Management of Labial Cysts
Labial cysts should be managed based on their type, size, and associated symptoms, with surgical excision being the definitive treatment for symptomatic or enlarging cysts.
Types of Labial Cysts
Labial cysts can be classified into several types:
Bartholin gland cysts/abscesses:
- Located at the base of labia minora
- Most common type of vulvar cyst (2% of women will develop one in their lifetime) 1
- May become infected and form an abscess
Epidermal inclusion cysts:
- Can occur on labia majora or minora
- Usually asymptomatic unless they grow large 2
Endometriotic cysts:
- Rare in vulvar region
- May mimic Bartholin's cysts 3
Post-traumatic cysts:
- Including those following female genital mutilation 4
Diagnostic Approach
- Clinical examination: Assess size, location, tenderness, and mobility
- Ultrasound: For cysts >3 cm or when diagnosis is uncertain
- MRI: For larger masses (>5 cm) to determine relationship with surrounding tissues 2
Management Algorithm
1. Asymptomatic Small Cysts (<3 cm)
- Observation is appropriate for asymptomatic small cysts
- No follow-up required for simple cysts ≤3 cm in premenopausal women 5, 6
- Optional follow-up in 8-12 weeks for cysts >3 cm but <5 cm 5
2. Symptomatic or Enlarging Cysts
Surgical excision is the treatment of choice for:
- Cysts causing discomfort or difficulty walking 2
- Cysts showing growth during follow-up
- Cysts with suspicious features
Complete surgical excision provides:
- Definitive histopathological diagnosis
- Prevention of future complications 2
3. Bartholin Gland Cysts/Abscesses
Not recommended: Simple needle aspiration or incision and drainage (high recurrence rate) 1
Recommended procedures (similar healing and recurrence rates):
- Marsupialization
- Word catheter placement (fistulization)

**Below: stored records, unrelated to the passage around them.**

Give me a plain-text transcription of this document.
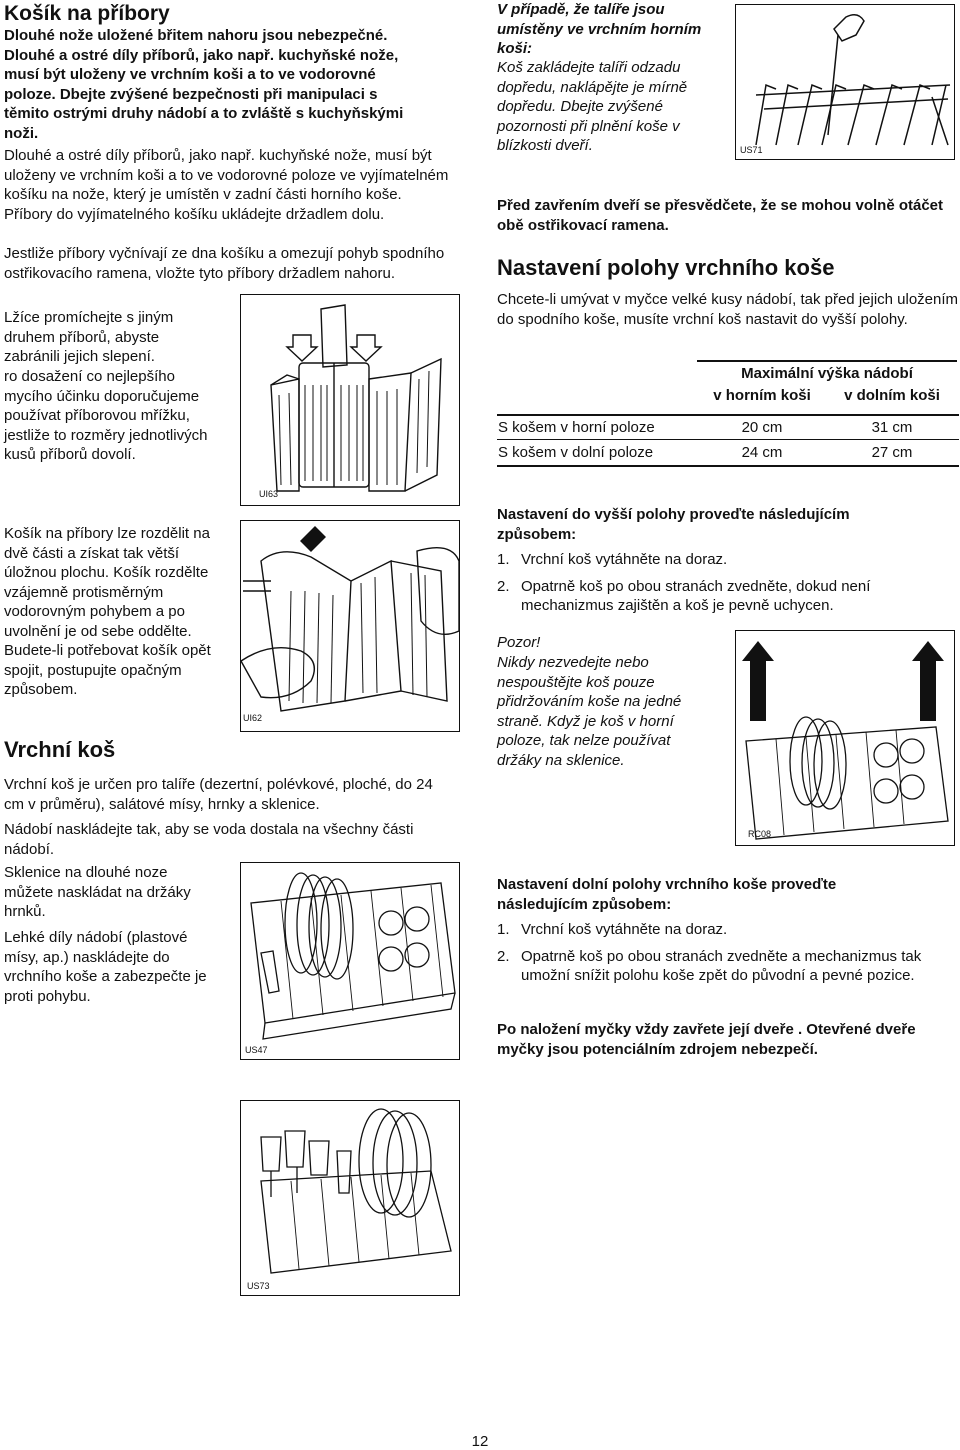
Košík na příbory

Dlouhé nože uložené břitem nahoru jsou nebezpečné. Dlouhé a ostré díly příborů, jako např. kuchyňské nože, musí být uloženy ve vrchním koši a to ve vodorovné poloze. Dbejte zvýšené bezpečnosti při manipulaci s těmito ostrými druhy nádobí a to zvláště s kuchyňskými noži.

Dlouhé a ostré díly příborů, jako např. kuchyňské nože, musí být uloženy ve vrchním koši a to ve vodorovné poloze ve vyjímatelném košíku na nože, který je umístěn v zadní části horního koše. Příbory do vyjímatelného košíku ukládejte držadlem dolu.

Jestliže příbory vyčnívají ze dna košíku a omezují pohyb spodního ostřikovacího ramena, vložte tyto příbory držadlem nahoru.

Lžíce promíchejte s jiným druhem příborů, abyste zabránili jejich slepení.

ro dosažení co nejlepšího mycího účinku doporučujeme používat příborovou mřížku, jestliže to rozměry jednotlivých kusů příborů dovolí.

Košík na příbory lze rozdělit na dvě části a získat tak větší úložnou plochu. Košík rozdělte vzájemně protisměrným vodorovným pohybem a po uvolnění je od sebe oddělte. Budete-li potřebovat košík opět spojit, postupujte opačným způsobem.

Vrchní koš

Vrchní koš je určen pro talíře (dezertní, polévkové, ploché, do 24 cm v průměru), salátové mísy, hrnky a sklenice.

Nádobí naskládejte tak, aby se voda dostala na všechny části nádobí.

Sklenice na dlouhé noze můžete naskládat na držáky hrnků.

Lehké díly nádobí (plastové mísy, ap.) naskládejte do vrchního koše a zabezpečte je proti pohybu.

UI63
UI62
US47
US73

V případě, že talíře jsou umístěny ve vrchním horním koši:

Koš zakládejte talíři odzadu dopředu, naklápějte je mírně dopředu. Dbejte zvýšené pozornosti při plnění koše v blízkosti dveří.	US71

Před zavřením dveří se přesvědčete, že se mohou volně otáčet obě ostřikovací ramena.

Nastavení polohy vrchního koše

Chcete-li umývat v myčce velké kusy nádobí, tak před jejich uložením do spodního koše, musíte vrchní koš nastavit do vyšší polohy.

Maximální výška nádobí
v horním koši	v dolním koši
S košem v horní poloze	20 cm	31 cm
S košem v dolní poloze	24 cm	27 cm

Nastavení do vyšší polohy proveďte následujícím způsobem:

1. Vrchní koš vytáhněte na doraz.
2. Opatrně koš po obou stranách zvedněte, dokud není mechanizmus zajištěn a koš je pevně uchycen.

Pozor!

Nikdy nezvedejte nebo nespouštějte koš pouze přidržováním koše na jedné straně. Když je koš v horní poloze, tak nelze používat držáky na sklenice.

RC08

Nastavení dolní polohy vrchního koše proveďte následujícím způsobem:

1. Vrchní koš vytáhněte na doraz.
2. Opatrně koš po obou stranách zvedněte a mechanizmus tak umožní snížit polohu koše zpět do původní a pevné pozice.

Po naložení myčky vždy zavřete její dveře . Otevřené dveře myčky jsou potenciálním zdrojem nebezpečí.

12
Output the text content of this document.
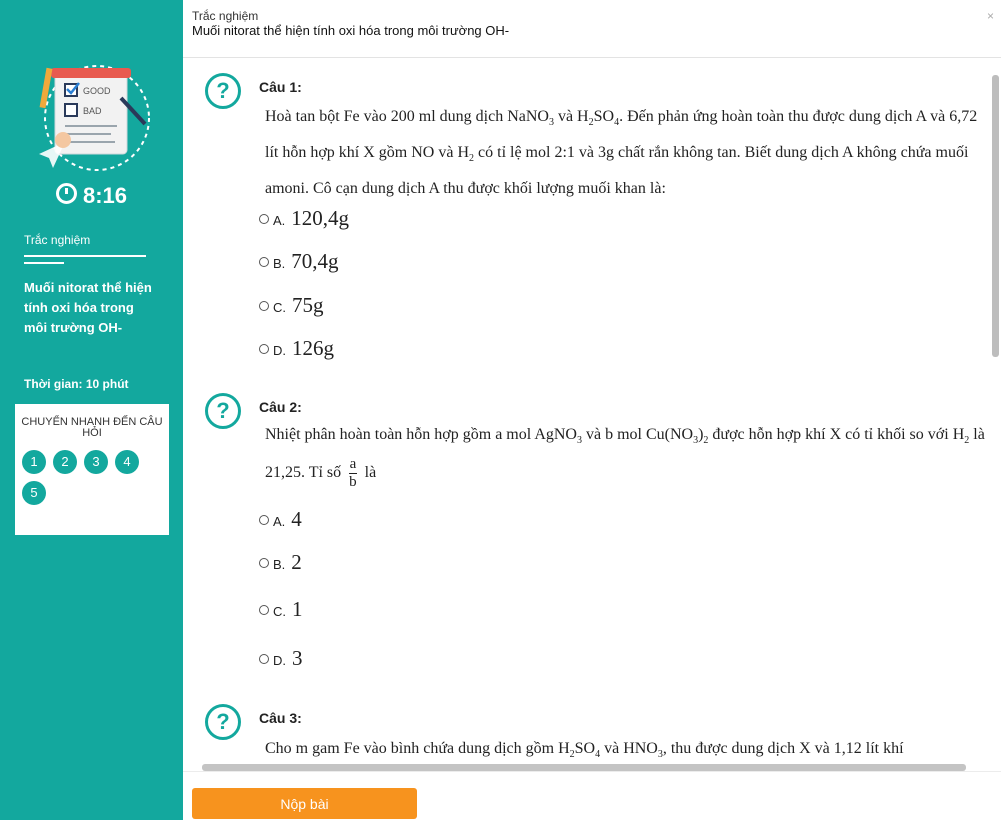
GOOD
BAD
8:16
Trắc nghiệm
Muối nitorat thể hiện tính oxi hóa trong môi trường OH-
Thời gian: 10 phút
CHUYỂN NHANH ĐẾN CÂU HỎI
1	2	3	4
5
Trắc nghiệm
Muối nitorat thể hiện tính oxi hóa trong môi trường OH-
×
?	Câu 1:
Hoà tan bột Fe vào 200 ml dung dịch NaNO$_3$ và $H_2SO_4$. Đến phản ứng hoàn toàn thu được dung dịch A và 6,72 lít hỗn hợp khí X gồm NO và $H_2$ có tỉ lệ mol 2:1 và 3g chất rắn không tan. Biết dung dịch A không chứa muối amoni. Cô cạn dung dịch A thu được khối lượng muối khan là:
A. 120,4g
B. 70,4g
C. 75g
D. 126g
?	Câu 2:
Nhiệt phân hoàn toàn hỗn hợp gồm a mol AgNO$_3$ và b mol $Cu(NO_3)_2$ được hỗn hợp khí X có tỉ khối so với $H_2$ là 21,25. Tỉ số $\frac{a}{b}$ là
A. 4
B. 2
C. 1
D. 3
?	Câu 3:
Cho m gam Fe vào bình chứa dung dịch gồm $H_2SO_4$ và $HNO_3$, thu được dung dịch X và 1,12 lít khí
Nộp bài
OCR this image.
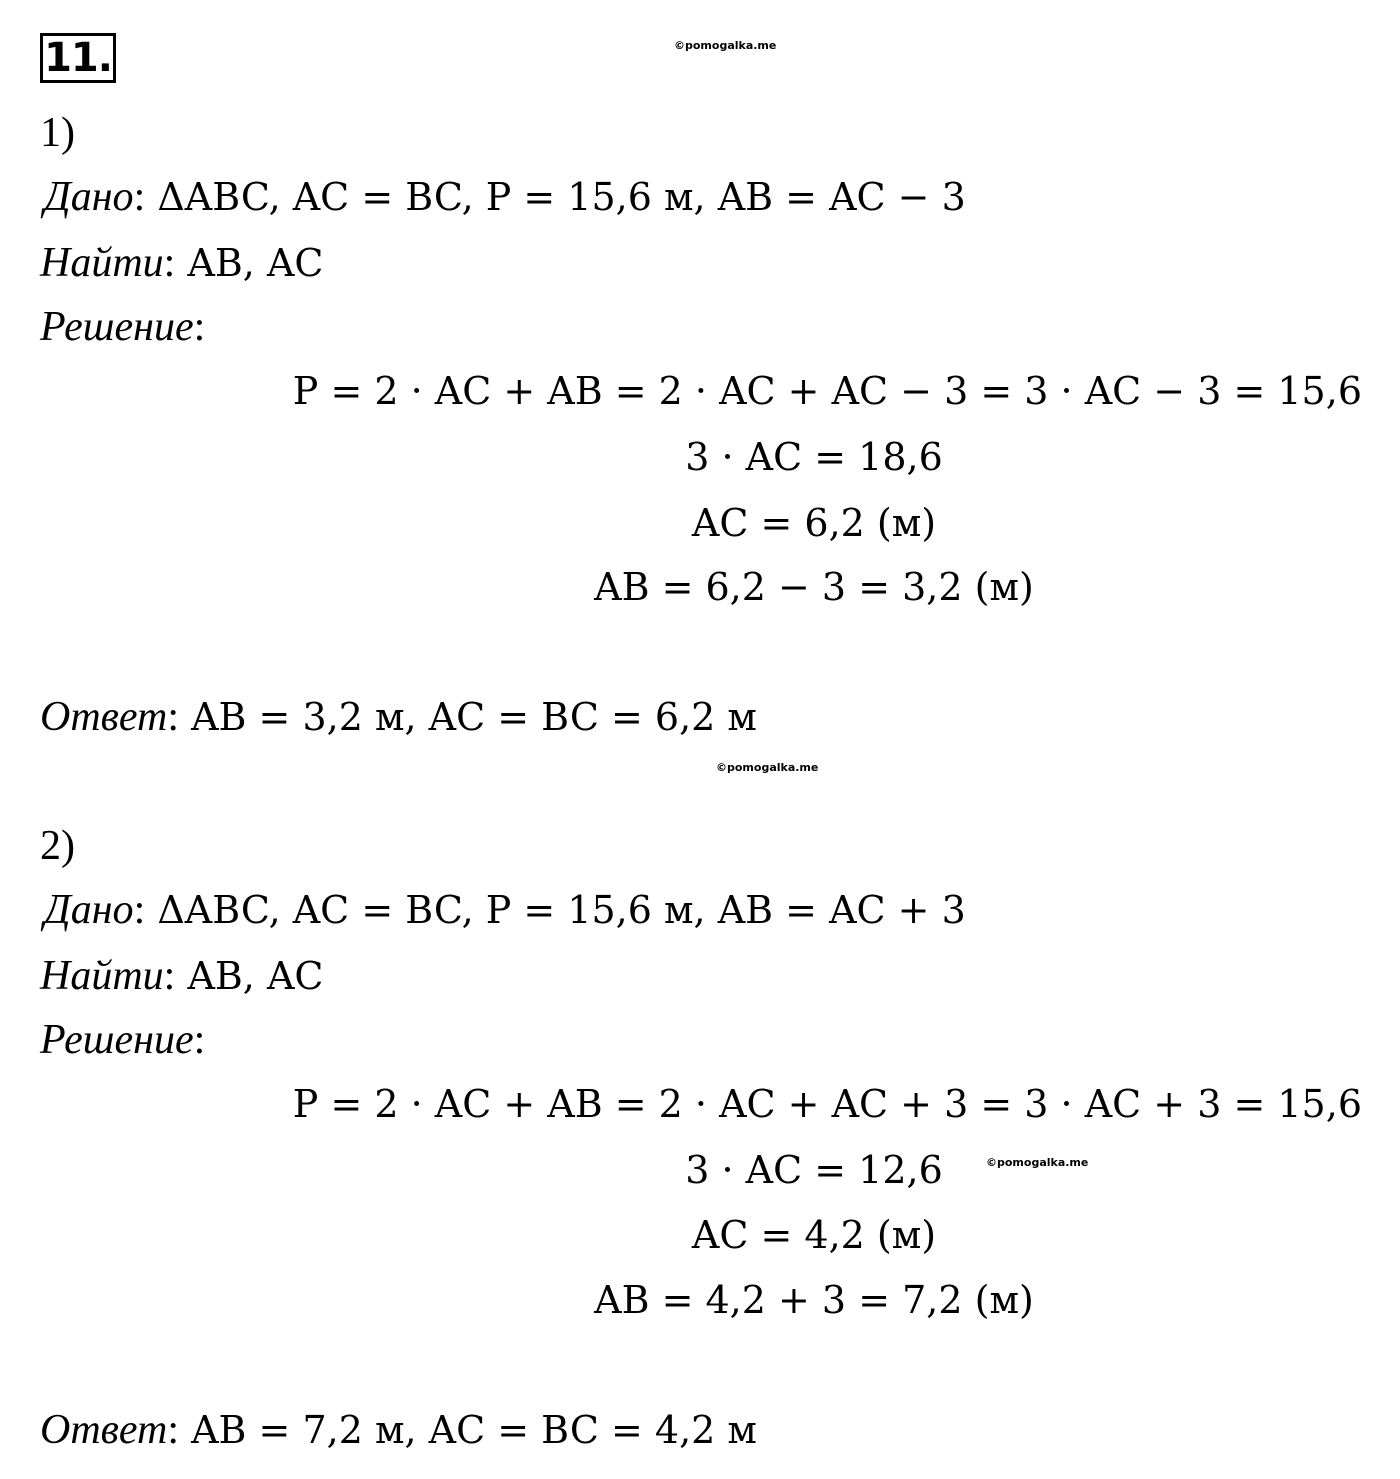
11.	©pomogalka.me
1)
Дано: ΔABC, AC = BC, P = 15,6 м, AB = AC − 3
Найти: AB, AC
Решение:
P = 2 · AC + AB = 2 · AC + AC − 3 = 3 · AC − 3 = 15,6
3 · AC = 18,6
AC = 6,2 (м)
AB = 6,2 − 3 = 3,2 (м)
Ответ: AB = 3,2 м, AC = BC = 6,2 м
©pomogalka.me
2)
Дано: ΔABC, AC = BC, P = 15,6 м, AB = AC + 3
Найти: AB, AC
Решение:
P = 2 · AC + AB = 2 · AC + AC + 3 = 3 · AC + 3 = 15,6
3 · AC = 12,6	©pomogalka.me
AC = 4,2 (м)
AB = 4,2 + 3 = 7,2 (м)
Ответ: AB = 7,2 м, AC = BC = 4,2 м
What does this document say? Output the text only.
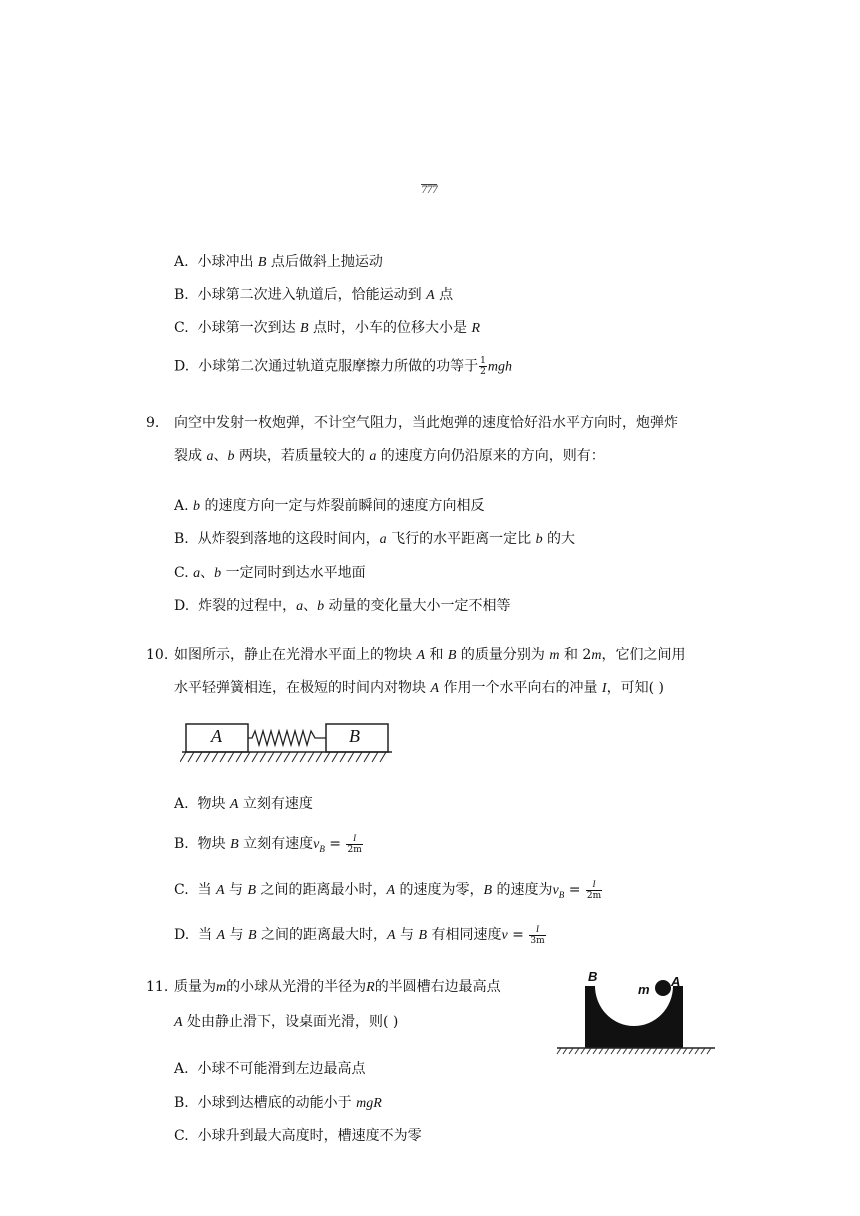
777
A. 小球冲出 B 点后做斜上抛运动
B. 小球第二次进入轨道后，恰能运动到 A 点
C. 小球第一次到达 B 点时，小车的位移大小是 R
D. 小球第二次通过轨道克服摩擦力所做的功等于 $\frac{1}{2}$ mgh
9. 向空中发射一枚炮弹，不计空气阻力，当此炮弹的速度恰好沿水平方向时，炮弹炸
裂成 a、b 两块，若质量较大的 a 的速度方向仍沿原来的方向，则有：
A. b 的速度方向一定与炸裂前瞬间的速度方向相反
B. 从炸裂到落地的这段时间内，a 飞行的水平距离一定比 b 的大
C. a、b 一定同时到达水平地面
D. 炸裂的过程中，a、b 动量的变化量大小一定不相等
10. 如图所示，静止在光滑水平面上的物块 A 和 B 的质量分别为 m 和 2m，它们之间用
水平轻弹簧相连，在极短的时间内对物块 A 作用一个水平向右的冲量 I，可知( )
A	B
A. 物块 A 立刻有速度
B. 物块 B 立刻有速度$v_B = \frac{I}{2m}$
C. 当 A 与 B 之间的距离最小时，A 的速度为零，B 的速度为$v_B = \frac{I}{2m}$
D. 当 A 与 B 之间的距离最大时，A 与 B 有相同速度$v = \frac{I}{3m}$
11. 质量为m的小球从光滑的半径为R的半圆槽右边最高点
A 处由静止滑下，设桌面光滑，则( )
B
m
A
A. 小球不可能滑到左边最高点
B. 小球到达槽底的动能小于 mgR
C. 小球升到最大高度时，槽速度不为零
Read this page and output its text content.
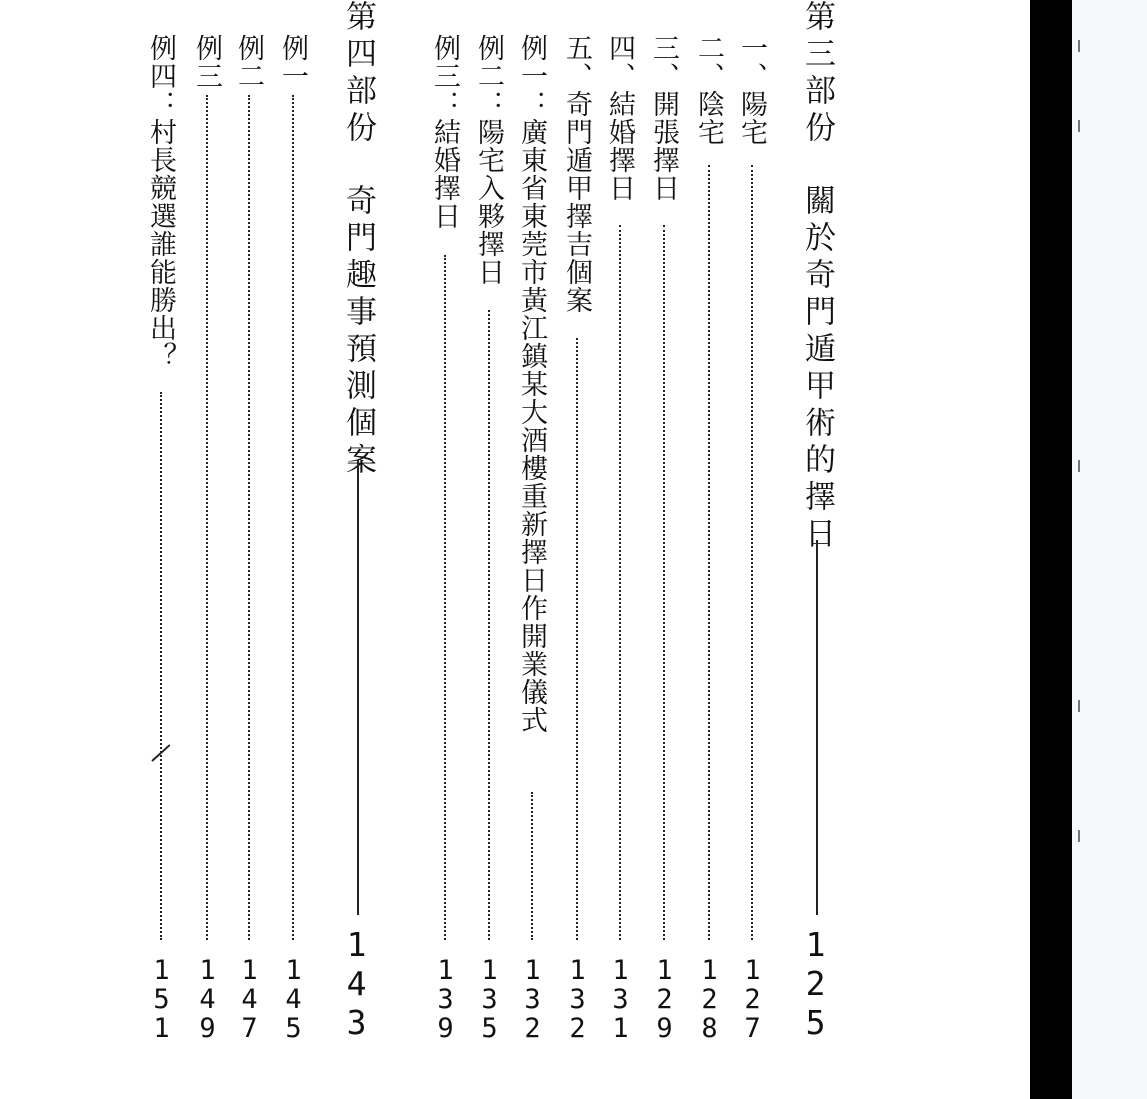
第三部份關於奇門遁甲術的擇日
125
一、陽宅
127
二、陰宅
128
三、開張擇日
129
四、結婚擇日
131
五、奇門遁甲擇吉個案
132
例一：廣東省東莞市黃江鎮某大酒樓重新擇日作開業儀式
132
例二：陽宅入夥擇日
135
例三：結婚擇日
139
第四部份奇門趣事預測個案
143
例一
145
例二
147
例三
149
例四：村長競選誰能勝出？
151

- Silver nitrate or alcohol sclerotherapy 1
4. Follow-up
- For resolving cysts: No further follow-up needed 6
- For persistent cysts: Annual ultrasound surveillance 6
- Refer for specialist evaluation if:
- Morphology changes
- Vascular components develop
- Persistent symptoms occur 6
Special Considerations
Postmenopausal women: Consider more aggressive follow-up or intervention for any labial cyst due to higher risk of malignancy 5
Large cysts (>5 cm): Consider MRI before surgical planning to assess relationship with surrounding structures 2
Hemorrhagic cysts: Usually resolve spontaneously within 8-12 weeks; follow-up imaging to confirm resolution 6
Endometriotic cysts: May require hormonal suppression after surgical removal 3
Pitfalls to Avoid
Misdiagnosis: Labial cysts can mimic other conditions. Endometriotic cysts of the vulva often mimic Bartholin's cysts 3
Incomplete excision: Can lead to recurrence; ensure complete removal of the cyst wall
Delayed diagnosis: Failure to biopsy suspicious lesions may delay diagnosis of malignancy
Overtreatment: Not all cysts require intervention; asymptomatic small cysts can be observed
Undertreatment: Simple incision and drainage of Bartholin's cysts has high recurrence rates and should be avoided 1
By following this structured approach to labial cyst management, clinicians can provide appropriate care while minimizing unnecessary interventions and ensuring proper follow-up for suspicious lesions.